Comment by userbinator

5 years ago

It's funny to hear that the bug increases are an effect of Intel trying to compete with ARM SoCs in mobile devices, because the errata those have are much worse --- and indeed a lot of embedded stuff is like that because the general line of thought there is that bugs are worked around in software and there's little expectation of being able to run existing code flawlessly, unlike with a PC.

Nowadays there’s hardly a device that can’t easily be updated after shipment - so the cost and effort required to make a perfect error-free CPU is not as incentivezed.

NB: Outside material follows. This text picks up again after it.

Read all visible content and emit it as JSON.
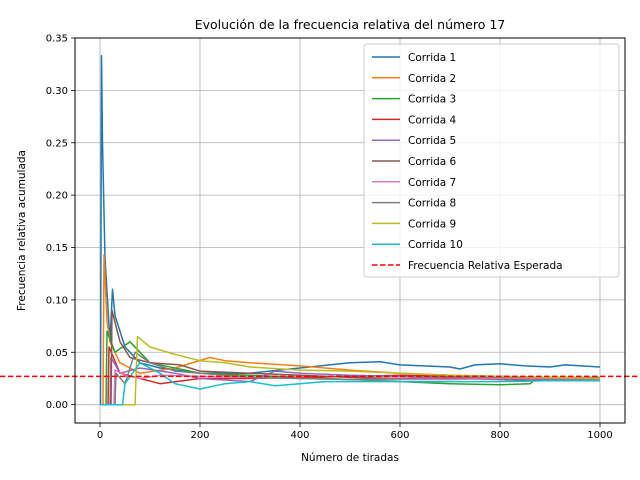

  • The updates are often fatal, though. These include things like the Opteron "Barcelona" TLB bug and the first-generation EPYC "Naples" frequency scaling bug. The fix for the former knocked 20% off the performance of that generation of parts, and the fix for the latter meant that you had to run at the base clock frequency at all times, getting neither turbo boosts nor power savings. If you apply all of the speculative execution workarounds to an older Intel part like Xeon E5 v3 you will lose something like a quarter of the performance you paid for originally.

    • Yeah, I was thinking more of architecture errors where the solution is “modify the compiler so that code isn’t called” - though some may allow microcode updates.

      The various spec-ex workarounds actually matter more on things like cloud servers than they do on dedicated/controlled hardware.

      4 replies →

  • > Nowadays there’s hardly a device that can’t easily be updated after shipment - so the cost and effort required to make a perfect error-free CPU is not as incentivezed.

    This ignores the fact that there can be security exploits.